積立て額を引かれた後の、残りの金額で生活してみても、さほど不自由を感じず、今までと同じ感じで生活できるはず。この小さい努力を無駄にしないために気をつけるべきことは、クレジットカードで買い物しすぎたり、キャッシングしたりしないことだけです。何に積立てるかは、貯蓄の目的や期間によって変わってきますが(たとえば、住宅の頭金を貯めるのが目的なら、会社の住宅財形貯蓄や住宅金融公庫の「つみたて君」など)、積立て期間が10年を超える長期だったら、利殖型の商品での積立てにうまみが出てきます。準備期間が18年もある子どものための教育費とか、もっと長い老後のための資金だったら、株式投資信託での自動積み立てを積極的に取り入れたいところです。

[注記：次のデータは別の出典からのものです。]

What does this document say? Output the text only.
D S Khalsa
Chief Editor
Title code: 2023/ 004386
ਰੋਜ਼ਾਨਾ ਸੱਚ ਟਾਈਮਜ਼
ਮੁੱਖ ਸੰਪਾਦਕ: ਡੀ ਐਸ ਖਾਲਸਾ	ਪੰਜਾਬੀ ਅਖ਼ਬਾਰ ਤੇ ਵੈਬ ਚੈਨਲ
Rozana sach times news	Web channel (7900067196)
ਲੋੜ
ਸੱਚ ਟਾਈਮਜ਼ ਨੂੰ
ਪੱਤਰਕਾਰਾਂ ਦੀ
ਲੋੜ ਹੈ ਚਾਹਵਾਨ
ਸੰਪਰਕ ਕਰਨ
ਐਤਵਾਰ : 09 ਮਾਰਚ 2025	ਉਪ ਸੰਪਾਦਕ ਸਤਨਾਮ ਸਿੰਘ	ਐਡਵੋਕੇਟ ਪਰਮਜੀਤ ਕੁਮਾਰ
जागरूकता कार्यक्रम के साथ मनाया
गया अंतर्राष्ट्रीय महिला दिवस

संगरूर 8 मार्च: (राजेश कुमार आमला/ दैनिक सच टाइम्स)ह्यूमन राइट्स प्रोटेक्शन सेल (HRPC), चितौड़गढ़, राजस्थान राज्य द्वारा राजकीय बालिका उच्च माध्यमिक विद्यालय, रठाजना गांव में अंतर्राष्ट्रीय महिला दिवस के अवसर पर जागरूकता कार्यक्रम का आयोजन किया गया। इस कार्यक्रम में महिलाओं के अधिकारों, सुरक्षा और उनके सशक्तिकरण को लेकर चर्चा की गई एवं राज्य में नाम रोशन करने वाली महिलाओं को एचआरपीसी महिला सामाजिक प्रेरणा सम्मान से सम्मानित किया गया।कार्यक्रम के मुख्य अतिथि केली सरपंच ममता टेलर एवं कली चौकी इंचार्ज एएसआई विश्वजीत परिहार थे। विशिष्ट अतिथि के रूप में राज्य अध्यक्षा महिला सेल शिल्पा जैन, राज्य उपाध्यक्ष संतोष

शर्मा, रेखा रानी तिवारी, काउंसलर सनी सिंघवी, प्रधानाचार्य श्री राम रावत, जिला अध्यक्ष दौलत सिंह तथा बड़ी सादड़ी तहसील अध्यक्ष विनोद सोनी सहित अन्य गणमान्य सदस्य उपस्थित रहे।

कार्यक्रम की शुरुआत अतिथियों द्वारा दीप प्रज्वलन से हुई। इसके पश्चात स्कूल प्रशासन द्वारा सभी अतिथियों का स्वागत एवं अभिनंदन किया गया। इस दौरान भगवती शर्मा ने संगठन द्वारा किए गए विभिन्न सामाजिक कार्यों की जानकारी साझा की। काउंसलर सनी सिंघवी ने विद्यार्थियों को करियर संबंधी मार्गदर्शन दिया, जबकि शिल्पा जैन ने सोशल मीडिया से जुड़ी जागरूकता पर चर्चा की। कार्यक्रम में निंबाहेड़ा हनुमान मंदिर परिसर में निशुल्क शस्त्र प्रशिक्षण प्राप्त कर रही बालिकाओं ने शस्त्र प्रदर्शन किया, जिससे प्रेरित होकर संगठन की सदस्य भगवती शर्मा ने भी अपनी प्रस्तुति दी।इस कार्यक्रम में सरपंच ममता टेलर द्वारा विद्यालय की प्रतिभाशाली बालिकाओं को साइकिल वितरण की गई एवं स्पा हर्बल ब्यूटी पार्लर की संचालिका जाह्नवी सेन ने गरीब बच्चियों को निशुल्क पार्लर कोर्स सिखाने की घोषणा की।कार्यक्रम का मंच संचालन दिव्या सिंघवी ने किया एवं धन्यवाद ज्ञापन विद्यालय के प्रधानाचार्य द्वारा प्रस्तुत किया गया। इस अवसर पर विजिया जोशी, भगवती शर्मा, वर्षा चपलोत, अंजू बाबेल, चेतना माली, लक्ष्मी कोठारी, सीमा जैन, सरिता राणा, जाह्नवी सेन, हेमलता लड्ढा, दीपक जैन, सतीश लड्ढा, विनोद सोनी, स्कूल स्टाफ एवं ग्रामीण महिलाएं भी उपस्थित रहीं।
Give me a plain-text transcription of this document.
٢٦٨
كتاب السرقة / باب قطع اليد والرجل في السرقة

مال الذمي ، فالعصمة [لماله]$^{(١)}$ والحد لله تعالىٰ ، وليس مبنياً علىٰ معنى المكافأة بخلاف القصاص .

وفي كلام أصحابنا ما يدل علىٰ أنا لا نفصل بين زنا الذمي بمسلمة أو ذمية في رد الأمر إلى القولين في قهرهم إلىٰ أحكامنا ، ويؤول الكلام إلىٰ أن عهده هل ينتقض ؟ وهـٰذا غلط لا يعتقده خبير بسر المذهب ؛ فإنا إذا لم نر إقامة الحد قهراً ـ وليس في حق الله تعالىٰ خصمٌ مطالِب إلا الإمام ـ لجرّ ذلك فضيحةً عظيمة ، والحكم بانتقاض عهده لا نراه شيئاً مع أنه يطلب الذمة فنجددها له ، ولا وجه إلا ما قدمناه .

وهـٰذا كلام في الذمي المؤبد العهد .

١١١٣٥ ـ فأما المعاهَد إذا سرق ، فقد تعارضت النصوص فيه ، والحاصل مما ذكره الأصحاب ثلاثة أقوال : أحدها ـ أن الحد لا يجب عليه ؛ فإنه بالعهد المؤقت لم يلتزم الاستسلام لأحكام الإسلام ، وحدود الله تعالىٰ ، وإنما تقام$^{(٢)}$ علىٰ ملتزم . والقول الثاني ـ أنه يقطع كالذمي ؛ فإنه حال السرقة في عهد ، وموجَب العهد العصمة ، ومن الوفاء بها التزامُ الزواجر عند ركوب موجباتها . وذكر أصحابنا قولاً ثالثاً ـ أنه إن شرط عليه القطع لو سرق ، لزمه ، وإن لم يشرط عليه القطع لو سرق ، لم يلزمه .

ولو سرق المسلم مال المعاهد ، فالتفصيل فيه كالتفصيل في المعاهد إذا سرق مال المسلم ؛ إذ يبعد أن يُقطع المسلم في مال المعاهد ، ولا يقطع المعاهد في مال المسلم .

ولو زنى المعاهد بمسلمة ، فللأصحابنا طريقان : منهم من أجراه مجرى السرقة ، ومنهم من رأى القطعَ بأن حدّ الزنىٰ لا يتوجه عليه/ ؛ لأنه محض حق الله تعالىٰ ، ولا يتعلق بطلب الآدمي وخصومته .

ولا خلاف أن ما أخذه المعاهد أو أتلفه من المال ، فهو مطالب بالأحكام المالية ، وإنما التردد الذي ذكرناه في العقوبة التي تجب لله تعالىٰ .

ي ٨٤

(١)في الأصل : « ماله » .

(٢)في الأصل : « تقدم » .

手間ヒマがかからないという点では、パソコンですぐに自動積み立て手続きができるオンライン取引は(証券でも銀行でも)、貯蓄べたの人の大きな味方です。さあ、以上の3つのポイントを押さえれ、誰でも「消費の快楽」をさほど犠牲にせずに、お金を貯める夢も実現することができるはず。次回は「じゃあ、私はいったいいくら貯めたらいいの?」という疑問に、ケース別に具体的に答えていきたいと思います。